Job Description
We are on a mission to define the future of intelligence. Nexus Horizon Labs is seeking a visionary Lead AI Architect to spearhead the development of our 2026 technology stack. In this pivotal role, you will not just build models; you will architect the ecosystems that will power the next decade of human-machine collaboration.
As the industry shifts towards Autonomous Agents and Multimodal AI, we need a leader who understands both the theoretical depth and the engineering rigor required to bring these concepts to production. You will work directly with our CTO and a world-class team of data scientists and engineers to build scalable, ethical, and high-performance AI solutions.
Why join us?
We offer competitive equity, remote-first flexibility, and the opportunity to shape the industry standards for the year 2026 and beyond.
Responsibilities
- Architect the Future: Design and implement the core infrastructure for next-generation Generative AI and Agentic workflows.
- Model Optimization: Lead research into model distillation, quantization, and efficient inference to reduce latency and cost.
- System Scalability: Build fault-tolerant, distributed machine learning pipelines capable of handling petabyte-scale data.
- Technical Leadership: Mentor senior engineers and data scientists, fostering a culture of innovation and technical excellence.
- Ethical AI Governance: Establish guidelines and frameworks to ensure AI safety, bias mitigation, and compliance with emerging regulations.
- Cross-Functional Collaboration: Partner with product and engineering teams to translate complex AI capabilities into user-centric products.
Qualifications
- Experience: 8+ years of software engineering experience, with at least 5 years in AI/ML architecture and leadership.

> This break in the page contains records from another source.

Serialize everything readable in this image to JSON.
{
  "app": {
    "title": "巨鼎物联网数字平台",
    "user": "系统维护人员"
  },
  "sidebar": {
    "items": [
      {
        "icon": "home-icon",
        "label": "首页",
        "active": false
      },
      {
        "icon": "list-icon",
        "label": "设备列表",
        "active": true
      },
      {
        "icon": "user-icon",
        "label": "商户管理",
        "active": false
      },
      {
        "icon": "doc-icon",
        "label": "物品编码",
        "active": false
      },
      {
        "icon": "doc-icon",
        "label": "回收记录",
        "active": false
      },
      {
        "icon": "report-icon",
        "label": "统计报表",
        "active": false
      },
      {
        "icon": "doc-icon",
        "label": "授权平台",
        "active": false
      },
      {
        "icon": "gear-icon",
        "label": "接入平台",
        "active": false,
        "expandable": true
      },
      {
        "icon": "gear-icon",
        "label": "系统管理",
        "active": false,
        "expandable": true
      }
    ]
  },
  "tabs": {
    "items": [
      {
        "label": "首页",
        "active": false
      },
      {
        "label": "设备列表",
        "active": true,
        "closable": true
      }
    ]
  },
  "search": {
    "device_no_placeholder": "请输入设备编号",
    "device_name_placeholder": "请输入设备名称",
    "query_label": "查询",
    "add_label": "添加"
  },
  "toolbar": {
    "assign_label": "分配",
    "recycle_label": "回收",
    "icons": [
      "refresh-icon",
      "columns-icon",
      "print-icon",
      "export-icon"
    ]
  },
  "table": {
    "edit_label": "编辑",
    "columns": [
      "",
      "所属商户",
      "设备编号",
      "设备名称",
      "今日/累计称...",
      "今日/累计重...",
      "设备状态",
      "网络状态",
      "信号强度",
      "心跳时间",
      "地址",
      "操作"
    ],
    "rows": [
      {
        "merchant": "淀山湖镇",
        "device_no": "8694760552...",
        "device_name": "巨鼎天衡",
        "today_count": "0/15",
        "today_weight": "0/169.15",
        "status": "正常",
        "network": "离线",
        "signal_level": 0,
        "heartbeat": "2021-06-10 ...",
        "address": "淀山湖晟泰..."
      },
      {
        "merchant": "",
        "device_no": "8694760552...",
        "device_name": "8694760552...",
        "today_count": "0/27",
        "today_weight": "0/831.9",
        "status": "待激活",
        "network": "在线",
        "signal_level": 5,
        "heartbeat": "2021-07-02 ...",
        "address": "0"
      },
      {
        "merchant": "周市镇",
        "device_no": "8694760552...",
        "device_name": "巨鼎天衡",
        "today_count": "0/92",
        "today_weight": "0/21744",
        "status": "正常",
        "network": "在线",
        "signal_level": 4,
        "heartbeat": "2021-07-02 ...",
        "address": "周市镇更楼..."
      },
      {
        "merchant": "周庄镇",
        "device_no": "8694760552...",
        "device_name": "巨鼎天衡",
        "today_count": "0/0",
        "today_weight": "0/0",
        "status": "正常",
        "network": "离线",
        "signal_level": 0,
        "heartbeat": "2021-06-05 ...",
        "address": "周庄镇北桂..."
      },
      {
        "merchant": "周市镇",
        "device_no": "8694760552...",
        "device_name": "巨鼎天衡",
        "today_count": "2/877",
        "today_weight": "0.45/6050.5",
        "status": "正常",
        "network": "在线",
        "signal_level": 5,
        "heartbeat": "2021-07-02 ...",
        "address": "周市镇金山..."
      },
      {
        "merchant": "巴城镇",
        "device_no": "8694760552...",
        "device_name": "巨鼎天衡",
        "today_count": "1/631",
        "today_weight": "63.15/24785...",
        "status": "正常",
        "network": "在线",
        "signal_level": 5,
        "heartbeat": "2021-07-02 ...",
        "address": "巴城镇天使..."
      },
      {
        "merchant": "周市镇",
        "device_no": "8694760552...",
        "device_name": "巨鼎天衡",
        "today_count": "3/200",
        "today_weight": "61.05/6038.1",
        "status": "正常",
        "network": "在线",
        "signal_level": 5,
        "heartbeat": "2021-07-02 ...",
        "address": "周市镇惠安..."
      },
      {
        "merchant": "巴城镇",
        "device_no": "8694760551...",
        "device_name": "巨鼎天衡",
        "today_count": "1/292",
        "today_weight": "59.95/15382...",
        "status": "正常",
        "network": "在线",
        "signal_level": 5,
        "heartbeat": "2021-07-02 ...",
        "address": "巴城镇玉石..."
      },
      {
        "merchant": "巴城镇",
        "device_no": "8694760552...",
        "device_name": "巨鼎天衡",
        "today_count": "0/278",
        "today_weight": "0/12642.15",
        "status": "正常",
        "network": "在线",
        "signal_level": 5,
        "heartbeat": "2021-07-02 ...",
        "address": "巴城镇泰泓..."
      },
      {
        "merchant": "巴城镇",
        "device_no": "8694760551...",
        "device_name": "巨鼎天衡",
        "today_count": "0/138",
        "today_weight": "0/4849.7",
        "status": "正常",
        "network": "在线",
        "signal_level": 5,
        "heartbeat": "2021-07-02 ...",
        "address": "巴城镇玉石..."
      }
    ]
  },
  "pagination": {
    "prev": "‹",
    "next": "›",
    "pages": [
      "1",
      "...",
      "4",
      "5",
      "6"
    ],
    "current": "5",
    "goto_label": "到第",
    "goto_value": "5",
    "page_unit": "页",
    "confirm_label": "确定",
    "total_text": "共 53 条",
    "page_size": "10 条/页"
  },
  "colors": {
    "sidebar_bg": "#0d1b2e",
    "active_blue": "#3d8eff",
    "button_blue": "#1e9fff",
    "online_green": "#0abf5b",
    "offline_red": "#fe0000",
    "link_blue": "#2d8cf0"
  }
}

- Tech Stack: Deep expertise in Python, PyTorch, or TensorFlow. Experience with LangChain, LlamaIndex, or similar orchestration frameworks.
- Cloud Mastery: Proven track record deploying AI models on AWS, GCP, or Azure using Kubernetes and containerization.
- Education: MS or PhD in Computer Science, Machine Learning, or a related quantitative field is highly preferred.
- Problem Solving: Demonstrated ability to solve complex, unstructured problems in high-stakes environments.
- Communication: Exceptional ability to communicate technical concepts to non-technical stakeholders.